Dann ist die Besatzungsstärke um ein Vielfaches höher - ein SD alter Bauart hat um die 6000 Mann Besatzung ... die muss man unterbringen, versorgen, am Leben halten - also größere Crewbereiche, größere Lager, größeres Lebenserhaltungsystem (das ist etwas, was NIE in einem der Bücher steht - wieviele Kantinen und Küchen hat so ein Pott eigentlich?? Eine Nimitz hat ähnliche Besatzungsdimensionen und da werden pro Tag bis zu 20 000 Mahlzeiten gekocht! Die bunkern das Essen für 90 Tage, dann isses alle! - vieviel muss ein SD bunkern?? Wie viele Friseure gibts auf so einem Ding?) ...

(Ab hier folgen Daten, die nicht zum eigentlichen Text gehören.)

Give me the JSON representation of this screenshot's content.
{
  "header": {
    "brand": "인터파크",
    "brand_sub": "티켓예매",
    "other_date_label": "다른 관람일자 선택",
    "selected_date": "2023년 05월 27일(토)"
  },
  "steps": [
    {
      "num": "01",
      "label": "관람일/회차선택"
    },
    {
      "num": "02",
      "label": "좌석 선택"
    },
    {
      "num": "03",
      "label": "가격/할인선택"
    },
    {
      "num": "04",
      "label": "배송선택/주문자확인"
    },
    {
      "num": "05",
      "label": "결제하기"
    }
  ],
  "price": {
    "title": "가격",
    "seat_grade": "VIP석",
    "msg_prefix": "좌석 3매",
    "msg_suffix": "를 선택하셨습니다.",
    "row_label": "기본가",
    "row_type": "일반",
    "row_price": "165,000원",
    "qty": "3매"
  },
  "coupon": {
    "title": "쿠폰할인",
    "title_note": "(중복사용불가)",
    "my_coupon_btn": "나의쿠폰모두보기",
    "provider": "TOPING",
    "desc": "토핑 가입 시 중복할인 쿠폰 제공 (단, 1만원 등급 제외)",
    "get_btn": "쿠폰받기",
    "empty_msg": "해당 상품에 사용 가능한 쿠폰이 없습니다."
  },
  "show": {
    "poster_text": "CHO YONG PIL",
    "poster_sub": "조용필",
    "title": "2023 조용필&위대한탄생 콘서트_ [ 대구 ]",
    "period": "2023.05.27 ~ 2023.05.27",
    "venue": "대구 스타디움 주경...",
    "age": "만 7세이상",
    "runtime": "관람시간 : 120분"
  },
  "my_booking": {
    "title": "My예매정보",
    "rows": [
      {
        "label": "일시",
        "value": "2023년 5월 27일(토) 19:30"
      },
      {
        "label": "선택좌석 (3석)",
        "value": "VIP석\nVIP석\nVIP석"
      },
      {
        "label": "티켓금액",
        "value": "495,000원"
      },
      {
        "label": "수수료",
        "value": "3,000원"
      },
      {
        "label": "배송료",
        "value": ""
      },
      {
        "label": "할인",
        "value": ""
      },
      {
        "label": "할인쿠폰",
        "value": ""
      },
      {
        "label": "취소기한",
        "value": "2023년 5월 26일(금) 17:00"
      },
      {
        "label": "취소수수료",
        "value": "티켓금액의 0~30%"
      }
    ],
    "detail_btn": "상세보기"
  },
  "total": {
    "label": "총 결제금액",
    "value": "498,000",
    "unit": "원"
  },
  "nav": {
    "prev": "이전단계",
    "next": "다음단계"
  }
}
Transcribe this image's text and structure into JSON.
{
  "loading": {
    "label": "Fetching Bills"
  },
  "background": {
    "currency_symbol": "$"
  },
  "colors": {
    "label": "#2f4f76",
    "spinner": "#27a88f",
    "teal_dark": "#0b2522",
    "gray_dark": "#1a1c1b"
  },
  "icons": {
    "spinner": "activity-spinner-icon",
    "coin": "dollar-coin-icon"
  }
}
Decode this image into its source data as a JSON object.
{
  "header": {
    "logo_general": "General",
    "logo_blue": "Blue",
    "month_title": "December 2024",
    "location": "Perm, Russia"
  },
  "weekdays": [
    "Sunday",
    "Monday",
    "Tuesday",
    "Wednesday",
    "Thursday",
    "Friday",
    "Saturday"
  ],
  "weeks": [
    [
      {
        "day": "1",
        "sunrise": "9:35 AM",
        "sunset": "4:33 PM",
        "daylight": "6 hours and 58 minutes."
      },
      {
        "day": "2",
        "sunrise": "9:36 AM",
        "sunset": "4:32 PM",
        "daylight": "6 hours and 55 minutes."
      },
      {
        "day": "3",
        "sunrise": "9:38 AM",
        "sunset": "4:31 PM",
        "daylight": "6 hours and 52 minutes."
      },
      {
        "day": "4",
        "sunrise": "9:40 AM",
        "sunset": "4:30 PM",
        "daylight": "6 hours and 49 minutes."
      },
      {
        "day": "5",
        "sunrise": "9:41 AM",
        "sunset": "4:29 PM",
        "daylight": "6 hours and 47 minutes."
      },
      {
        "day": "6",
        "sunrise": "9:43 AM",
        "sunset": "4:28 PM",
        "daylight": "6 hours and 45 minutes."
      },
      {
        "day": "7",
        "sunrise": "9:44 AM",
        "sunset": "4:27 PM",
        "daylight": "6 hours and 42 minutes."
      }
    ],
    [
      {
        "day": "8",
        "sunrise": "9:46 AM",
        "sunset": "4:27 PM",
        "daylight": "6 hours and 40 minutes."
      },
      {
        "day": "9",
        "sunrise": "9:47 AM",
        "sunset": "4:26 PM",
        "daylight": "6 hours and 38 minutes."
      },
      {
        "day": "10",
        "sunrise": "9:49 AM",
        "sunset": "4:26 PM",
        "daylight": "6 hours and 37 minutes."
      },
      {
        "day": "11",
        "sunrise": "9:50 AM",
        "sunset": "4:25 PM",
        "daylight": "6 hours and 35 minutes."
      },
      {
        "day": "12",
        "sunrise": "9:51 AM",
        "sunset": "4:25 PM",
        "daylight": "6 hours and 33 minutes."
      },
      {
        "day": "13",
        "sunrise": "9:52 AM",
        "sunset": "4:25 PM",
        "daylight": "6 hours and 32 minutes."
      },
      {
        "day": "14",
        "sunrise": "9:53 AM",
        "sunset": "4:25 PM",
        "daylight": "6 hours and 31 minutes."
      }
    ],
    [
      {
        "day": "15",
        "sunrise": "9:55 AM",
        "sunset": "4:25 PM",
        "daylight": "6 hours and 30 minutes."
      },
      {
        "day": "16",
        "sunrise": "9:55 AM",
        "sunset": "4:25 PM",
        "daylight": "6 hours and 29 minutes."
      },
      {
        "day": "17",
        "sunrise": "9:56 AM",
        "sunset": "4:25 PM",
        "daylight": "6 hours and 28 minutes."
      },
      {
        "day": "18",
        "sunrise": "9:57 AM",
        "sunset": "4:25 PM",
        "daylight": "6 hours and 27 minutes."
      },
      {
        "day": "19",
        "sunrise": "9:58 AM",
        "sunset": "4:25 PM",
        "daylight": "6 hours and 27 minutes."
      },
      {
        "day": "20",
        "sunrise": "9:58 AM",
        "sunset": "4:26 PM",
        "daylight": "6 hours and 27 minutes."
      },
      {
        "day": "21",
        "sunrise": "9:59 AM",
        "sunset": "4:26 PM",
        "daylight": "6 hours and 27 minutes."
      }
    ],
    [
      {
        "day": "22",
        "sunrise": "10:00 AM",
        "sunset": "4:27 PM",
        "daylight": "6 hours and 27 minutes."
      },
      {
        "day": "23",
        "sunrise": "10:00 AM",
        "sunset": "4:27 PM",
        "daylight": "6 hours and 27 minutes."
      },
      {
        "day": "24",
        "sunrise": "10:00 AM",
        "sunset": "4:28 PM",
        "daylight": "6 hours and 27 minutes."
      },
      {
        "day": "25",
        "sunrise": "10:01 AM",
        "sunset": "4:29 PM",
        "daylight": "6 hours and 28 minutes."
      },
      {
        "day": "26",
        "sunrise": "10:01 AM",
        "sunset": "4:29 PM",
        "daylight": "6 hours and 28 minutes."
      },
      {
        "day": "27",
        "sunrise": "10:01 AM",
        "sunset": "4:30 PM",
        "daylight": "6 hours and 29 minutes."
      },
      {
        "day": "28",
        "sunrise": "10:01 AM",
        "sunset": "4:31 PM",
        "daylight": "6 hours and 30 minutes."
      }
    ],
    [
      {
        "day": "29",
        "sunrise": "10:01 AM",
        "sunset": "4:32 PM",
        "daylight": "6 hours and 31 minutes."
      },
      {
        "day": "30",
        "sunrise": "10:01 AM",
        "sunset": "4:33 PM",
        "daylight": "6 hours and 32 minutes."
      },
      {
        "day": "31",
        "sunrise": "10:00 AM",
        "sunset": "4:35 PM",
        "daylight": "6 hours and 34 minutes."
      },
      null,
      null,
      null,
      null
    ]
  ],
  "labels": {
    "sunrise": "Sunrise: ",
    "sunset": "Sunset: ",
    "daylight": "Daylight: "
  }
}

Dann gibt es drei oder mehr Fusionsrekatoren samt Kühlsystemen und Brennstofftanks - und viele, viele Kabel, Rohre, Gänge, Schotten. Es gibt Reparaturwerkstätten, drei bis fünf Beiboothangars, Täuschkörper- und Drohnenbuchten. Jede einzelne Abteilung ist zudem größer als auf einem kleineren Schiff. Die Impellerräume sind riesig, die Speicherringe ebenfalls. Das Lazarett ist wesentlich größer, das ist wahrscheinlich ein komplett ausgestattetes Krankenhaus mit nem Dutzend Ärzten und mehreren Operationssäälen...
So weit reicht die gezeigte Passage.